The ATtiny84 on the Roshamglo is far too humble of a chip to have an integrated USB functionality, so that deviation from standard Arduino caught my interest. In fact, not only does the board lack a serial-to-USB bridge, the ATtiny84 itself doesn't even have a UART peripheral for serial communication with a serial-to-USB bridge. Now we're missing not one but two things commonly found in Arduino-compatible boards.
What's the magic?
The answer is something called V-USB, a software-only implementation of basic USB fundamentals. It is not a complete implementation, most notably it does not handle all the error conditions a full implementation must gracefully handle. But it does enough USB to support the Micronucleus boot loader. Which creates a very basic way to upload Arduino sketches to an ATtiny84 without an USB serial interface engine (SIE), or even a UART, on the ATtiny84 chip.
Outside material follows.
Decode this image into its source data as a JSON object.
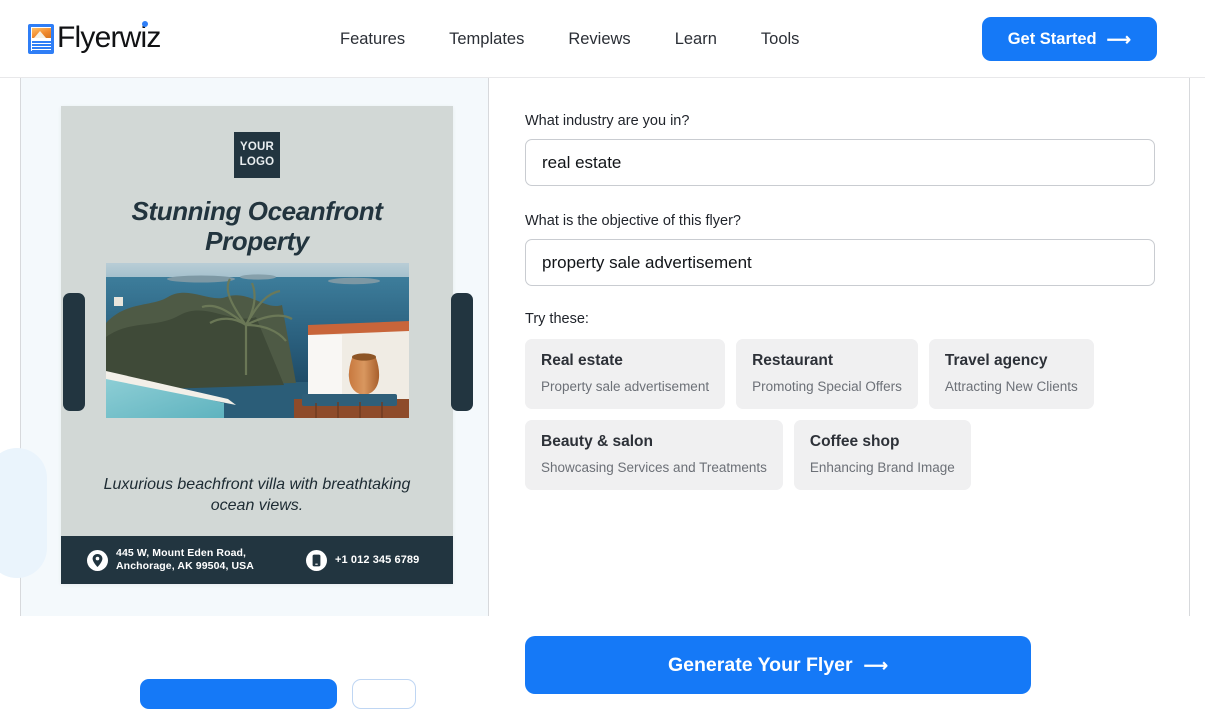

Yes, it requires its own custom device driver and upload tool, but there are instructions on how to make all that happen. The point is minimizing hardware requirements - no modification on the host computer, and minimal supporting components for the ATtiny84.
It looks like a huge hack, and even though SparkFun cautions that it is not terribly reliable and won't work on every computer, it is still impressive what the V-USB people have done under such limits.